22 Novembro 2011
À pressão da indústria madeireira, acrescenta-se a das empresas que buscam ferro, ouro, bauxita, diamantes, petróleo.
A reportagem é de Antonio Cianciullo, publicada no jornal La Stampa, 21-11-2011. A tradução é de Moisés Sbardelotto.
As feridas da floresta só podem ser vistas de cima. O Cessna de seis lugares que decola de Yaoundé, a capital do Camarões, leva duas horas e meia para sobrevoar a bacia do Congo até a reserva de Dzanga Sangha, a 50 quilômetros da fronteira, na República Centro-Africana. Nos mapas, esse espaço é marcado em verde, porque é considerado uma massa de vegetação compacta, uma sólida barreira entre as megalópoles em expansão e os desertos que avançam. Mas os mapas mentem.
Assim que o avião atinge uma altitude de 600-700 metros, aparecem as cicatrizes que cortam o compacto tecido das árvores. São pequenas estradas de aparência inócua, pistas de terra batida construídas para capturar algumas migalhas de um tesouro natural que parecia ser infinito. Ano após ano, no entanto, elas se multiplicaram para formar uma teia. Cada rota gerou grupos de casas e, ao redor das casas, ampliaram-se as clareiras onde a proteção úmida oferecida pelo manto verde deu espaço à garra árida do sol. Vislumbres que, de vez em quando, se dilatam: são serrarias que roubaram mais do que espaço, demandando instalações de produção elétrica, que, por sua vez, precisam de outras estradas para fazer passar os caminhões, os materiais, os operários.

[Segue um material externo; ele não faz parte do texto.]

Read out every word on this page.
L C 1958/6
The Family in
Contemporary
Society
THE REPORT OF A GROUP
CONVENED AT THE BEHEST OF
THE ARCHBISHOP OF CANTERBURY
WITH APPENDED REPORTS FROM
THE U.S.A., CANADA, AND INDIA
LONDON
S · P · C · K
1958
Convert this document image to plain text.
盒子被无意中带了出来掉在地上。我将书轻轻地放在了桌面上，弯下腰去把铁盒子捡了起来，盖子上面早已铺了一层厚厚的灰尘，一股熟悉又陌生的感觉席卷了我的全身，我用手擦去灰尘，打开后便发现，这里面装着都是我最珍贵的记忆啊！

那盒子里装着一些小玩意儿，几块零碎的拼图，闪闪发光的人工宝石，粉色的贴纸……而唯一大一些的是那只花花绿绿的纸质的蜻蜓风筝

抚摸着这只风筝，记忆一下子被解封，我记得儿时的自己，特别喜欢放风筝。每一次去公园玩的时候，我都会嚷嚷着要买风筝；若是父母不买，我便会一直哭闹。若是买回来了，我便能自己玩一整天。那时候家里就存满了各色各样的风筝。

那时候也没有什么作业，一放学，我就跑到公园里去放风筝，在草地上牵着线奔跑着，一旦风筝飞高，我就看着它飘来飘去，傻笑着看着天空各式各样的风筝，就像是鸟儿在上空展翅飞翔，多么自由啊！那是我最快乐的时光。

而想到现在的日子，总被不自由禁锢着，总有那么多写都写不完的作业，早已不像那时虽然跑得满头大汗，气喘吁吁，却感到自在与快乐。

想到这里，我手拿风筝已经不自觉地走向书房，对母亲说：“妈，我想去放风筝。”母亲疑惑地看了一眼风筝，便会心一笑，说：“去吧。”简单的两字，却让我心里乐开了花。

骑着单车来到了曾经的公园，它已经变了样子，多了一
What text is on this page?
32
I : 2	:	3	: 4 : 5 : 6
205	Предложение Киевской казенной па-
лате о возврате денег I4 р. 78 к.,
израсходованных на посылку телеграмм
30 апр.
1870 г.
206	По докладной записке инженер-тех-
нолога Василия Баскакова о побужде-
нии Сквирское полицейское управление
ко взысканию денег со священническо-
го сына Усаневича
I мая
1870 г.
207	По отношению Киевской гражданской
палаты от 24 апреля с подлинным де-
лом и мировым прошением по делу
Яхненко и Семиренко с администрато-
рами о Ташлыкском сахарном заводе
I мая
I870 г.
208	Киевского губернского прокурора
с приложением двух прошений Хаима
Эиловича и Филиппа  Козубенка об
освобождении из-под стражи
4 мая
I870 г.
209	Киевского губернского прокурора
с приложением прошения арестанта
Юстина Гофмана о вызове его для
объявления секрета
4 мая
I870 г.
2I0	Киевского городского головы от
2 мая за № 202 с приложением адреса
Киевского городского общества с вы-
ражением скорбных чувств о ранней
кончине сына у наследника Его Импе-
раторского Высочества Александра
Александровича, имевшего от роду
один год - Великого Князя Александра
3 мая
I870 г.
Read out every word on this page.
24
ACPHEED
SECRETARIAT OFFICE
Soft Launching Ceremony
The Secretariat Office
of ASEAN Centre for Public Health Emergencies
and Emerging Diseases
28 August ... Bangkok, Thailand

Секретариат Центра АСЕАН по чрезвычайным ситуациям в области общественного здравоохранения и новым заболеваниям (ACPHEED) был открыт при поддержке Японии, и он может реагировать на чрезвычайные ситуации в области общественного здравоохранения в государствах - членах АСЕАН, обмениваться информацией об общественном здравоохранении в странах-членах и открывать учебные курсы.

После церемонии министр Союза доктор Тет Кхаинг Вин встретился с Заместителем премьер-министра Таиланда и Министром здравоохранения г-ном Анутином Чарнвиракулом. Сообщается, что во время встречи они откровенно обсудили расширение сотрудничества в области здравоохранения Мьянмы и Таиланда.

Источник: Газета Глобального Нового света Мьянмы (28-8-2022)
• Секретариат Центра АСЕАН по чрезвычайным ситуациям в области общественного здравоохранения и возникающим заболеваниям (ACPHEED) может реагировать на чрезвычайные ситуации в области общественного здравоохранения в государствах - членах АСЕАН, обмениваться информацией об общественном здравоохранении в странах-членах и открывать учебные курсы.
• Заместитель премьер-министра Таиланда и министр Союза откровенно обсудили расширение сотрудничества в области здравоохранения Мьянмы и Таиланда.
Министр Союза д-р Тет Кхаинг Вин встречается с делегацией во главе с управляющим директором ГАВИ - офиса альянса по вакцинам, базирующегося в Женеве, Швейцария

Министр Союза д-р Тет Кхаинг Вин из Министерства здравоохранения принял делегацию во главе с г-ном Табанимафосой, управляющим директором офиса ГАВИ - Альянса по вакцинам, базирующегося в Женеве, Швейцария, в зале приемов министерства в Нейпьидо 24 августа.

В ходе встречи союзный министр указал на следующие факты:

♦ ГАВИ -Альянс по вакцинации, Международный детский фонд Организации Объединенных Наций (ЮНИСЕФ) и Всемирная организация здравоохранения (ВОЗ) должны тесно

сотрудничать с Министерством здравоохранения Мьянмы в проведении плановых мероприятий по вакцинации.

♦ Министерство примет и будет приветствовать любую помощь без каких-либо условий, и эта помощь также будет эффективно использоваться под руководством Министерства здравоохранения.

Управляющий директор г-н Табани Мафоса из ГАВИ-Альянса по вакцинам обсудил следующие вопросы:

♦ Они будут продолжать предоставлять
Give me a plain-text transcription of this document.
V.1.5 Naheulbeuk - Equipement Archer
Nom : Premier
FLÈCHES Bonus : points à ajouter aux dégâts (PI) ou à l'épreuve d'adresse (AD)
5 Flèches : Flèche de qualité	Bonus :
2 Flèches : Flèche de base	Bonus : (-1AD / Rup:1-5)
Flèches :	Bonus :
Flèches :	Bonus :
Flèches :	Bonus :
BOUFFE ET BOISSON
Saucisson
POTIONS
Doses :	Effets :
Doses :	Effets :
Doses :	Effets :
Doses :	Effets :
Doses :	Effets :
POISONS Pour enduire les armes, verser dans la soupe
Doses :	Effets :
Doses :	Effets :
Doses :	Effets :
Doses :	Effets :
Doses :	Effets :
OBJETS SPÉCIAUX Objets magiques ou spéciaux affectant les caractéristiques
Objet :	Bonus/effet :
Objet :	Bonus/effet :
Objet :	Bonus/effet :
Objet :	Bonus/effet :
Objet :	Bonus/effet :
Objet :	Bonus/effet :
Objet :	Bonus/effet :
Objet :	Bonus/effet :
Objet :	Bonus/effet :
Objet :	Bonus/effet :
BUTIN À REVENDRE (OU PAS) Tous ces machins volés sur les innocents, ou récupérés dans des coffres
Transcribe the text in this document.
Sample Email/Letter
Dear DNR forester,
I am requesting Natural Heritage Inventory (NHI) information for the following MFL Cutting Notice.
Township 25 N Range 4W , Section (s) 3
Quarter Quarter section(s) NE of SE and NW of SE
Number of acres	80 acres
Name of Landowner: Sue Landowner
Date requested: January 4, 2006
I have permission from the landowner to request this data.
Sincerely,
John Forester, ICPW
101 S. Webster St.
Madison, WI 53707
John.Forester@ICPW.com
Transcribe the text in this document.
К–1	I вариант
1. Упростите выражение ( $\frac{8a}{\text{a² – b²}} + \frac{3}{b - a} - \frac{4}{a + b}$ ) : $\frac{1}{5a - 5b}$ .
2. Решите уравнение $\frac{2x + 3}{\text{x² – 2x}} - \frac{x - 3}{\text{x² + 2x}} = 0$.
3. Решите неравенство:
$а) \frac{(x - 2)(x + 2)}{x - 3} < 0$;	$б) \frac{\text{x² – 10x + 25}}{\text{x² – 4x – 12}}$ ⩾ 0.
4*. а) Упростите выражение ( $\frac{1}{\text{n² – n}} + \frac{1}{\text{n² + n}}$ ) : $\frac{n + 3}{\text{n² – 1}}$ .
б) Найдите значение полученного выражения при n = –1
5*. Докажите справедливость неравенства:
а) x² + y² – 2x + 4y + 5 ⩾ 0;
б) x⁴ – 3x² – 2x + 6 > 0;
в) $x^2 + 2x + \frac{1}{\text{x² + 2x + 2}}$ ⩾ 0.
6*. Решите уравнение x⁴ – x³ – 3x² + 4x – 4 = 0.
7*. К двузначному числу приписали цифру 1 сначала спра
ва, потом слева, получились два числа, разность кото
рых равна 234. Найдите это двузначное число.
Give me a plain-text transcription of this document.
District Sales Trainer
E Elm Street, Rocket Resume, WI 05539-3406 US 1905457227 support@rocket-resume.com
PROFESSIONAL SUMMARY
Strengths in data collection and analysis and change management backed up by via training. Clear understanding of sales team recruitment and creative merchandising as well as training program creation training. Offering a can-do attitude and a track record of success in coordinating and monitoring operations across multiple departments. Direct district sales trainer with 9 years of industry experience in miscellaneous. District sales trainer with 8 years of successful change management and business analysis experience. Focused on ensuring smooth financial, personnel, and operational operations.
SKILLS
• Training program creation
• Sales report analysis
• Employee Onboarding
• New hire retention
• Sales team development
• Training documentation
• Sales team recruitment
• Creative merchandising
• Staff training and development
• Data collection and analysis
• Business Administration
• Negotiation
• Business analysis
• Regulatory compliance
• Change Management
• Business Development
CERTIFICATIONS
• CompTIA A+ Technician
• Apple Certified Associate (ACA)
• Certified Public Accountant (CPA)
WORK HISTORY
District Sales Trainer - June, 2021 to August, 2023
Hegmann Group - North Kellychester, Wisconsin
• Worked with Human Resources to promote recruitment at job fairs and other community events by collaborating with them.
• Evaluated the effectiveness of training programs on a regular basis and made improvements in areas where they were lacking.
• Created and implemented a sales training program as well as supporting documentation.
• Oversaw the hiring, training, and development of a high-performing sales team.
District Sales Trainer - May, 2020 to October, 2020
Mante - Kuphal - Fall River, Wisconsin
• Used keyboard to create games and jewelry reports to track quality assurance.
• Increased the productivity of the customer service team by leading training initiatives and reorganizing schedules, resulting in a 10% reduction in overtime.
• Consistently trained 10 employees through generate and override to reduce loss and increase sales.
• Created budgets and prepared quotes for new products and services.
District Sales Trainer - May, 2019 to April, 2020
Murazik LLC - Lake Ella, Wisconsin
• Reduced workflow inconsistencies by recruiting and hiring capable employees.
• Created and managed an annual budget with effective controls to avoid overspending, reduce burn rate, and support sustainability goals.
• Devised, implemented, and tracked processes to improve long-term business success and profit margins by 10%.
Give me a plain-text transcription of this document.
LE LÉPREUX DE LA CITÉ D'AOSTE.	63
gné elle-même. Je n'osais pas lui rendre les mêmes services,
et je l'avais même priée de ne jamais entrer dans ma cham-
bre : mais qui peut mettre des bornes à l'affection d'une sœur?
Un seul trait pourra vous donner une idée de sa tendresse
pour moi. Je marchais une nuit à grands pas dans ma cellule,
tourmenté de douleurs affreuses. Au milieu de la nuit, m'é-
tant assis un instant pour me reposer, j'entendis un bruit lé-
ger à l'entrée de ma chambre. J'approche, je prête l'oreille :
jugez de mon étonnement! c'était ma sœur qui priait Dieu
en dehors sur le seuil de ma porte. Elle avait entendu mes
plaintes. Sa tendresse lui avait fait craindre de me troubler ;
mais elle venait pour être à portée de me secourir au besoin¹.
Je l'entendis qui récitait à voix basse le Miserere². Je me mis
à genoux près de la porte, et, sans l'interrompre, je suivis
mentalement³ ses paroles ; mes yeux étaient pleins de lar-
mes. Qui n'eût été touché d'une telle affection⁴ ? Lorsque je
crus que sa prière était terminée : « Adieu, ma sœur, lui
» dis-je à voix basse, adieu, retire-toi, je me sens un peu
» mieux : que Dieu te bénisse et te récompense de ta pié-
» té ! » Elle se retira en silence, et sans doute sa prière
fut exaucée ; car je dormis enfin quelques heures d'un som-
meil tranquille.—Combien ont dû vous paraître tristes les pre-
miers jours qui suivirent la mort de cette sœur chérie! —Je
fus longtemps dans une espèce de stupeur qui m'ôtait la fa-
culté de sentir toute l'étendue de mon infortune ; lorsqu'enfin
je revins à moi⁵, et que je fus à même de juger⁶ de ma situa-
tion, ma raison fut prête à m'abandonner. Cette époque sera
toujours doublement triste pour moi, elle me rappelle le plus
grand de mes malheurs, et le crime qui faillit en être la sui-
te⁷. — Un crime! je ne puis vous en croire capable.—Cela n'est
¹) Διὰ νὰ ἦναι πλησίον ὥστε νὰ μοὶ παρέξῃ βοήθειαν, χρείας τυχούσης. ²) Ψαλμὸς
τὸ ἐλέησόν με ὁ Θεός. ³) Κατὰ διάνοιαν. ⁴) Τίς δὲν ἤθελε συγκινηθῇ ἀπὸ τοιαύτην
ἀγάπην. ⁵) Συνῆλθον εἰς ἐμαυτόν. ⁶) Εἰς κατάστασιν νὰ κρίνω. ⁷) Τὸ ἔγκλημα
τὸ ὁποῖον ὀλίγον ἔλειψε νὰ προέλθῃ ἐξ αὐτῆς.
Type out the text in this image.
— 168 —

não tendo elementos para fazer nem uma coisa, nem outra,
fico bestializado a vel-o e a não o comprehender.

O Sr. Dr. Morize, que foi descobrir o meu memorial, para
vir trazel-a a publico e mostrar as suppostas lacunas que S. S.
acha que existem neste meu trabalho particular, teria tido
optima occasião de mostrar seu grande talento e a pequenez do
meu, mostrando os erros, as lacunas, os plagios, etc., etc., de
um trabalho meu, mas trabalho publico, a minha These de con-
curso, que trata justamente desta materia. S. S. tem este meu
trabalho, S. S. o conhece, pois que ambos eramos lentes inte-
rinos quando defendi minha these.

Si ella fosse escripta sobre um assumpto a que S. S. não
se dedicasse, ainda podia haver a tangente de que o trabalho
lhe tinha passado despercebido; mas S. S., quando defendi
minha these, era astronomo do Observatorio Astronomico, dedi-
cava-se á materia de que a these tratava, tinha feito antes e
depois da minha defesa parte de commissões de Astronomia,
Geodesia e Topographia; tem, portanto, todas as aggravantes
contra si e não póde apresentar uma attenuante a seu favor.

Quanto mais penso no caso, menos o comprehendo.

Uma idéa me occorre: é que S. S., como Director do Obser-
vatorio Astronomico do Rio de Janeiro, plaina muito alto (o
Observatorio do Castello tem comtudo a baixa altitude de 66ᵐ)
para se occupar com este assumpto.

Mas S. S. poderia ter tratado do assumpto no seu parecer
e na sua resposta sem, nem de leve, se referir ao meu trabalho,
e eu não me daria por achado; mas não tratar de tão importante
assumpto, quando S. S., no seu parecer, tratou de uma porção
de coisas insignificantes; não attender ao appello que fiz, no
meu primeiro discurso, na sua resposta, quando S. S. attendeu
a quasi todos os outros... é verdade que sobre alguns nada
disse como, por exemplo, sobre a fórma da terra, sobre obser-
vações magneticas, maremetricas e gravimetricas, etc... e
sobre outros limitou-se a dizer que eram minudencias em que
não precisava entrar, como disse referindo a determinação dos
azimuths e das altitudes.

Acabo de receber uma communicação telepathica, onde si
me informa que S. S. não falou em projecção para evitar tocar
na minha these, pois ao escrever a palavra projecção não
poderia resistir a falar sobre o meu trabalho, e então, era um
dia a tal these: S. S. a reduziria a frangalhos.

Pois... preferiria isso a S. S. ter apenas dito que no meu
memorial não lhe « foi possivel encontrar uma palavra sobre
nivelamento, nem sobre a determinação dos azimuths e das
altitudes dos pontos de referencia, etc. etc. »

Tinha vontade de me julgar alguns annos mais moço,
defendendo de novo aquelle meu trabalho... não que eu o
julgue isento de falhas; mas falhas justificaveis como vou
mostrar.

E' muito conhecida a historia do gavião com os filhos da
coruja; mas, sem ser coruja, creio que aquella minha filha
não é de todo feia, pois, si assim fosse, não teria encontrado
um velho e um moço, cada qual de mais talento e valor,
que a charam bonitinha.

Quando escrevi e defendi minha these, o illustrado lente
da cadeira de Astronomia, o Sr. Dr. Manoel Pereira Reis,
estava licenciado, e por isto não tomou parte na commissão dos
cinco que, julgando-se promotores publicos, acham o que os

"Esses operários muitas vezes se transformam em desesperados no ataque à floresta", explica Bryan Curran, antropólogo que trabalha na reserva de Dzanga Sangha. "No vilarejo aqui perto, em Bayanga, já são 4.000 pessoas: 80% vêm de fora. Foram chamados por uma empresa que tinha decidido abrir uma fábrica de processamento de madeira: em 2005, ela fechou, e eles se encontraram sem nada. O que você pensa que eles fizeram? Conseguiram uma arma e começaram a roubar a produção".
Uma pilha desses fuzis, instrumentos artesanais confiscados dos contrabandistas, encontra-se no depósito das ecoguardas, 42 pessoas chamadas a supervisionar 466 mil hectares de floresta. O resultado dessa missão impossível é evidenciado pela enorme pilha de presas apreendidas uma pequena parte do marfim voltado aos mercado clandestinos. Com os preços atuais, cada quilo vale mais do que um ano de trabalho nos campos. Uma atração que se torna fatal quando se adicionam aos desesperados os traficantes armados com kalashnikovs.
Metralhadoras contra facões, porque no Camarões os guardas florestais estão desarmados. "Para prender os contrabandistas temos uma única possibilidade: surpreendê-los enquanto descansam", conta Anourou Ousman, que, por 100 dólares por mês, põe a vida em risco todos os dias. "Nós os seguimos durante horas, sem que nos vejam, até que eles param. Assim que depõem as metralhadoras, temos à disposição alguns segundos: temos que detê-los antes que eles consigam pegar novamente as armas. Nem sempre dá certo. Um amigo meu morreu há dois meses: capturaram-no e o torturam".
E os perigos não estão ligados apenas ao contrabando, lembra David Hoyle, diretor do WWF Camarões. À pressão da indústria madeireira, acrescenta-se a das empresas que buscam ferro, ouro, bauxita, diamantes, petróleo. No mundo, a fome de matérias-primas aumenta, e, nesse jogo, inseriu-se a China, com um crescimento impressionante de investimentos. Depois, há os cultivos de óleo de palma: chegaram pedidos de um milhão de hectares, um milhão de hectares de floresta a serem raspados a zero.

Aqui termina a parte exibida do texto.